Baptiste Gaillard — Cette question appelle une réponse en nuance, car je n’ai pas créé de sculptures ou d’installations depuis un moment. Mais je n’ai pas abandonné l’idée d’un travail plastique pour autant, qui s’incarne dans la langue, dans des phrases, des rythmes, des pensées, des notes. Mon passage par un travail d’atelier a sans doute eu une influence sur ma manière d’opérer, mais aussi sur les thématiques qui reviennent dans mon regard. Après avoir travaillé sur des assemblages et des installations très matérielles, j’ai commencé à aimer l’idée d’en faire des formes fictives. Je m’étais dit qu’une lampe allumée avec des nuées d’insectes autour, c’était une sculpture valable aujourd’hui. Au lieu de la réaliser, j’ai monté une petite vidéo à partir d’une séquence trouvée sur YouTube : la présentation pour des cultivateurs indiens, je crois, d’un grand piège à insectes dans un champ.
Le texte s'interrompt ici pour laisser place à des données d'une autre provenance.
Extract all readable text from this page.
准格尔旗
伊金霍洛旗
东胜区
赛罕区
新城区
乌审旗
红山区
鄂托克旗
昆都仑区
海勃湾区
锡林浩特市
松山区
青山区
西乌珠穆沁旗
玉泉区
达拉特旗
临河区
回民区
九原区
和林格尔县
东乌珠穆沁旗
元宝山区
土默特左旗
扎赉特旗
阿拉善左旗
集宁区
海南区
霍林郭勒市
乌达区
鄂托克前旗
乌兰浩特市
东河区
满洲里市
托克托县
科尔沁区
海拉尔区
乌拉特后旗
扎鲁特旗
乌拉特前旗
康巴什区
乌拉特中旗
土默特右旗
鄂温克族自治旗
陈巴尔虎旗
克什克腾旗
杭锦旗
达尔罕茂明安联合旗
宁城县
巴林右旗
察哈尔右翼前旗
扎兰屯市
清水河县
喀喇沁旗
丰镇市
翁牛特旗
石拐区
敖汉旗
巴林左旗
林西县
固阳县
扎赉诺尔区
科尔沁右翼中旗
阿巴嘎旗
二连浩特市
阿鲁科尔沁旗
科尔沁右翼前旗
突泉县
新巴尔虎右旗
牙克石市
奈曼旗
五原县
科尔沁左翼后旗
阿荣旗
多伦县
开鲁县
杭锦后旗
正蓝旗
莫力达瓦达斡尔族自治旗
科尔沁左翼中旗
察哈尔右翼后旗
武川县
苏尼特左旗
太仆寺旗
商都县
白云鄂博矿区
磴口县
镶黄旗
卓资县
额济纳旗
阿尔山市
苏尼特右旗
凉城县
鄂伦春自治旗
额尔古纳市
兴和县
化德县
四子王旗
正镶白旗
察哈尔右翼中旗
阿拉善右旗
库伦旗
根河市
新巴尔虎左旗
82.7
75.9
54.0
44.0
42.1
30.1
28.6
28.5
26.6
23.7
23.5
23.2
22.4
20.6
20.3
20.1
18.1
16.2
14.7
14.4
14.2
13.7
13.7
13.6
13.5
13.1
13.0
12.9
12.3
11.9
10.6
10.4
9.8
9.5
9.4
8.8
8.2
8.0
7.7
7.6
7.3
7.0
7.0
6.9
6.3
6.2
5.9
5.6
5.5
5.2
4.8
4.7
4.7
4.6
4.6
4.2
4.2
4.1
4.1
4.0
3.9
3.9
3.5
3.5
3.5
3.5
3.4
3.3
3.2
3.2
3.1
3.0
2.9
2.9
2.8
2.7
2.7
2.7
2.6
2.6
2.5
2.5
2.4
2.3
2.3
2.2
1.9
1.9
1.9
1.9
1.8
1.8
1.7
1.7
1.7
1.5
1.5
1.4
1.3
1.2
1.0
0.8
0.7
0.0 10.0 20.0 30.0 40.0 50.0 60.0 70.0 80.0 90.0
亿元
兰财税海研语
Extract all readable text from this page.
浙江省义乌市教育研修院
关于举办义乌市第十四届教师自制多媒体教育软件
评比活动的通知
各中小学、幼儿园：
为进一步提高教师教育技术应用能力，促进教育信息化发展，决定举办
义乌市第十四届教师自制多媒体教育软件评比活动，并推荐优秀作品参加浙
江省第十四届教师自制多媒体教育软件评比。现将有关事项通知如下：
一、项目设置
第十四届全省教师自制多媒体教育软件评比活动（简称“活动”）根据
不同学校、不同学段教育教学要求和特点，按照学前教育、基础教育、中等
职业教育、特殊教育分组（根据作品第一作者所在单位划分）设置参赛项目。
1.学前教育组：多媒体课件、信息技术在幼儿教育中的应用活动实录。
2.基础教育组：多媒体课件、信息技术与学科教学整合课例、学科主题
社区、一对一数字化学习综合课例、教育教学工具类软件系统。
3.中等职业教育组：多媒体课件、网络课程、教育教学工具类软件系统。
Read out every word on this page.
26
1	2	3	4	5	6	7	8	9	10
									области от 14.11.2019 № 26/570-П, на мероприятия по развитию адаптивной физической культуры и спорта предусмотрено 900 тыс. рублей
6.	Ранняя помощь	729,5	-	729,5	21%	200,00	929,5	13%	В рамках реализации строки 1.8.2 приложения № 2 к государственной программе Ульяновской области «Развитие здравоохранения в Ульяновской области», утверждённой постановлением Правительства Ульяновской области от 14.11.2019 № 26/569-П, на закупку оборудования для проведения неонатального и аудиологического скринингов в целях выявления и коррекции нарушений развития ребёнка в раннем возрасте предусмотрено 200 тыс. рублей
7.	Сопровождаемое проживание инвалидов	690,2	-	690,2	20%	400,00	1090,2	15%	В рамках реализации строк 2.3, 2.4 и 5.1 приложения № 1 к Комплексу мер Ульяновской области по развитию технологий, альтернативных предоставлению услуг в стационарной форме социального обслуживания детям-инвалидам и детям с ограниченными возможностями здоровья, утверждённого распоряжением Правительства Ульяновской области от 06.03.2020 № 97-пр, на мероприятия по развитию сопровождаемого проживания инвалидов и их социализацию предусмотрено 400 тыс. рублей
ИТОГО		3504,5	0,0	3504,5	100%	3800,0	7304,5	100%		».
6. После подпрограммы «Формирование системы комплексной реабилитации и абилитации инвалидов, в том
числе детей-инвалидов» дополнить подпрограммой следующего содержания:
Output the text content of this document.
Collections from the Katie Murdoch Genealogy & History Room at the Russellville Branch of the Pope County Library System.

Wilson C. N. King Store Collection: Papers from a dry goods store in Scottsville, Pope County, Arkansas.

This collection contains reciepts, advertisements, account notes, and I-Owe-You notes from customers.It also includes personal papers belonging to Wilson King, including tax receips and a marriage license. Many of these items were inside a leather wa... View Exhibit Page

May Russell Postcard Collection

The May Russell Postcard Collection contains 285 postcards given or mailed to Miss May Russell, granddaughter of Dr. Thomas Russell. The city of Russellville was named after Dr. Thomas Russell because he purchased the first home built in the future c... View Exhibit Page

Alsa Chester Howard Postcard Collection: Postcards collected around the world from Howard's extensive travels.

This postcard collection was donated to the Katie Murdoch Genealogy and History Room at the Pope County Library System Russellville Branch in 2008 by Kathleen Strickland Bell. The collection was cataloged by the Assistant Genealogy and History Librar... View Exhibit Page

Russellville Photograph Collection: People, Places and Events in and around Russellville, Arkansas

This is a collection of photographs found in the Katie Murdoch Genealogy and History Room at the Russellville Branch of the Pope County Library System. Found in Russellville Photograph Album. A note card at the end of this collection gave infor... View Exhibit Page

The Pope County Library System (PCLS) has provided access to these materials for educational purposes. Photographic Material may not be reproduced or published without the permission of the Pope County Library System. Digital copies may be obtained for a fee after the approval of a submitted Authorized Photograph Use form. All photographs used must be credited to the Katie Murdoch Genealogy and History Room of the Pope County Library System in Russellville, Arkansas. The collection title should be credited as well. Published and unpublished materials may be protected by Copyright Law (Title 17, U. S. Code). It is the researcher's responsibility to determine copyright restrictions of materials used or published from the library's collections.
C’était une grande structure avec des lumières dans la nuit et des nuées de mites autour. Ça correspondait thématiquement et formellement à ce que je faisais, et j’ai donc très simplement remonté la vidéo pour qu’elle apparaisse comme une sculpture, présentée avec d’autres pièces dans une exposition. Ça a été à peu près ma dernière sculpture. Je crois que j’étais déjà plus attiré par l’écriture comme champ d’investigation, avec ses rythmes, ses articulations, son ambivalence entre présence et absence. Et puis je me suis senti encouragé par des retours sur mon premier livre, ce qui compte aussi. C’était pris au sérieux, c’était entendu comme une « pensée sensible » (encore cette notion qui compte pour moi). Dans le champ des arts plastiques, cette pensée peinait à émerger. Je faisais des démonstrations, mais j’étais sans parole. J’avais l’impression de ne pas être un interlocuteur valable. Il y avait un malentendu qui m’empêchait d’avancer, ce qui était un effet de milieu mais aussi de mon fait. En fin de compte, la question des arts plastiques n’a pas disparu et je suis toujours là, avec mon regard et mon intérêt. Appréhender une œuvre en spectateur, c’est toujours aussi la construire et la prolonger. Quand je vais au cinéma, je (me) fais des films.